UPDATE: Anchorage School Board passes resolution adding $4 million to bond proposal to help schools repair quake damage

ANCHORAGE (KTUU) — UPDATE: A proposal to increase funding by millions of dollars for earthquake-related school repairs is headed to the Anchorage Assembly, and the question on some Anchorage School Board minds is: Who will pay for the increase?

The proposal would add $4 million to the 2019 Bond Proposal; money going directly to Eagle River Elementary and Gruening Middle Schools.

The 2019 proposal passed Nov. 2018, designating just over $55 million for citywide improvements.

Board member Dave Donley proposed an amendment to the new bond proposition, changing the language to designate emergency federal or state reimbursements for the additional bond debt be used to cover the difference. His primary intent, he said, was to shift the added burden away from taxpayers.

"The new 59 number would be adding additional debt to the taxpayers,” Donley said. “I think it will give us a tool to say, 'But wait! We will fix that by doing a buyback provision when we get FEMA and state money."

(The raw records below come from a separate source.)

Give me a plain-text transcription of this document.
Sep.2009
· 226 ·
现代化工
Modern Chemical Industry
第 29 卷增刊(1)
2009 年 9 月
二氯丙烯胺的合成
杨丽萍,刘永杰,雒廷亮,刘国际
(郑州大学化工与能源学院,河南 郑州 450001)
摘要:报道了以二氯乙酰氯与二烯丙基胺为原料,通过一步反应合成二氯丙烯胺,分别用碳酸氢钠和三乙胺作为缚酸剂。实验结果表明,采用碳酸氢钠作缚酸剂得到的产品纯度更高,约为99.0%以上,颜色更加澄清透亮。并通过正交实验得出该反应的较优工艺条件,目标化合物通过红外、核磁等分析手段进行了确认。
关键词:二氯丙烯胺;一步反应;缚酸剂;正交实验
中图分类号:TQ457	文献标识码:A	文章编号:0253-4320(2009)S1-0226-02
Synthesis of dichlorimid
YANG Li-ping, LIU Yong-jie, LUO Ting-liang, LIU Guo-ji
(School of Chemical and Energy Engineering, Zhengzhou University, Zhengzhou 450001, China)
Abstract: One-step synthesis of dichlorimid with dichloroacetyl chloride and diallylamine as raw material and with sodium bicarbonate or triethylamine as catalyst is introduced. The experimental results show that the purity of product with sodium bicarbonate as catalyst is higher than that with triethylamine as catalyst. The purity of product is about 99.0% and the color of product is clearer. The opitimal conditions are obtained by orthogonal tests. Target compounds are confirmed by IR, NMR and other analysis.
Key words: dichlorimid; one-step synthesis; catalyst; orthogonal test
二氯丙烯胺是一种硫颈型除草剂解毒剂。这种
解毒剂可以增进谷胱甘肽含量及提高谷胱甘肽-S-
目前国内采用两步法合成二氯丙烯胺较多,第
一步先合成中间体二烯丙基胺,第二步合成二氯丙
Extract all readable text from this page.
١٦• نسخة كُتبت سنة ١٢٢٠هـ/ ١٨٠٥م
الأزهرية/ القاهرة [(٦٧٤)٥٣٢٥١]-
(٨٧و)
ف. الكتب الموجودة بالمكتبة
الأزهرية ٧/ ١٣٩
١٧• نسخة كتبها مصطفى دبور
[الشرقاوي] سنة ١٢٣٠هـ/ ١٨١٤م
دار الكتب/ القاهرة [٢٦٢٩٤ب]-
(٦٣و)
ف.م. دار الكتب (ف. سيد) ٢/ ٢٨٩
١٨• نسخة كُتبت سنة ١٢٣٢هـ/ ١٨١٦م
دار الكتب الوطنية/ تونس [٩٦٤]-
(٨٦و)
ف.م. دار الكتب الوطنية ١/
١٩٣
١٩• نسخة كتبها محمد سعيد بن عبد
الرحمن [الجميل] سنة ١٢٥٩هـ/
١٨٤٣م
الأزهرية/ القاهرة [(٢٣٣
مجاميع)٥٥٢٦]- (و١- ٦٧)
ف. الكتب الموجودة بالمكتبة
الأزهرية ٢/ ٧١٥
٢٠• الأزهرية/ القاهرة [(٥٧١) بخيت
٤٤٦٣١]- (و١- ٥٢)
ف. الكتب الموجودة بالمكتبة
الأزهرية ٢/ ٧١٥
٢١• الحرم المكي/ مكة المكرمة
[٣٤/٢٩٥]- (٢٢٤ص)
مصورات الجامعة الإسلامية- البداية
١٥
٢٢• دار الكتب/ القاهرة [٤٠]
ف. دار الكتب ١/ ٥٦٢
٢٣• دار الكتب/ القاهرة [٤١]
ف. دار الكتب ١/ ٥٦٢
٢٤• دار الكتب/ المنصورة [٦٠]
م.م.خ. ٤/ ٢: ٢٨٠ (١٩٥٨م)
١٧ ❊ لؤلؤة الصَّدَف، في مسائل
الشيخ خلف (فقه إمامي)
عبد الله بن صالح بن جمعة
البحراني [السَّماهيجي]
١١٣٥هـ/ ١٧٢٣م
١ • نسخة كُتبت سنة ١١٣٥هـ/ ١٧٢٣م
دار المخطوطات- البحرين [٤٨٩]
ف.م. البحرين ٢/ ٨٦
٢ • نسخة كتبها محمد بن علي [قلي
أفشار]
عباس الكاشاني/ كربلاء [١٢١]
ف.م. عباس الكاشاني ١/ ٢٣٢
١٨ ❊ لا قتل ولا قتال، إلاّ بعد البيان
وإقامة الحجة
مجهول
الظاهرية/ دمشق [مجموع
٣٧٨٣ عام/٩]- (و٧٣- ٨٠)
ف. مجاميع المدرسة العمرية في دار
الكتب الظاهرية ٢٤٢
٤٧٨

Donley's amendment failed with a 5-2 margin, and the original proposition for the added $4 million did pass. It’s now in the Assembly’s hands to vote on whether to place it on the 2019 ballot.

ASD spokeswoman Catherine Essary said the bond difference would be paid by residents unless future boards make other provisions for paying it off. She said the district itself pays off more than $50 million each year in bond debt.

Original Story
Schools in the Eagle River and Chugiak areas could see a boost in bond funding for earthquake-related damage.

The Anchorage School Board addressed a bond extension of $4 million at a special meeting Monday afternoon. The extra money would go directly to Eagle River Elementary and Gruening Middle Schools, “red tagged” as uninhabitable following damage from the earthquake.

The extension would bring the 2019 total bond proposition to $59.1 million.

The original bond proposal for 2019 included $55,113,000 for things like a district-wide building life extension, safety and security projects, seismic improvements and more.

But when the earthquake hit on Nov. 30, forcing ASD to close both schools and relocate students and staff to other schools in the area, it became apparent that ASD would need more flexibility in bond spending to address earthquake-related damages.

School Board President Starr Marsett says bond increases have passed before, and schools damaged by the quake need all the help they can get.

“I did go to the Assembly. I did express to them, they are very interested in increasing the bond based on everything they are hearing from the community," Marsett said. "So we’ve been able to work together on this.“

The resolution voted for on Monday is a formal expression to the Anchorage Assembly that the school district supports the bond increase.

Going forward, the school board will now deliver its vote to the Assembly, and if passed, the bond increase will appear on the April ballot.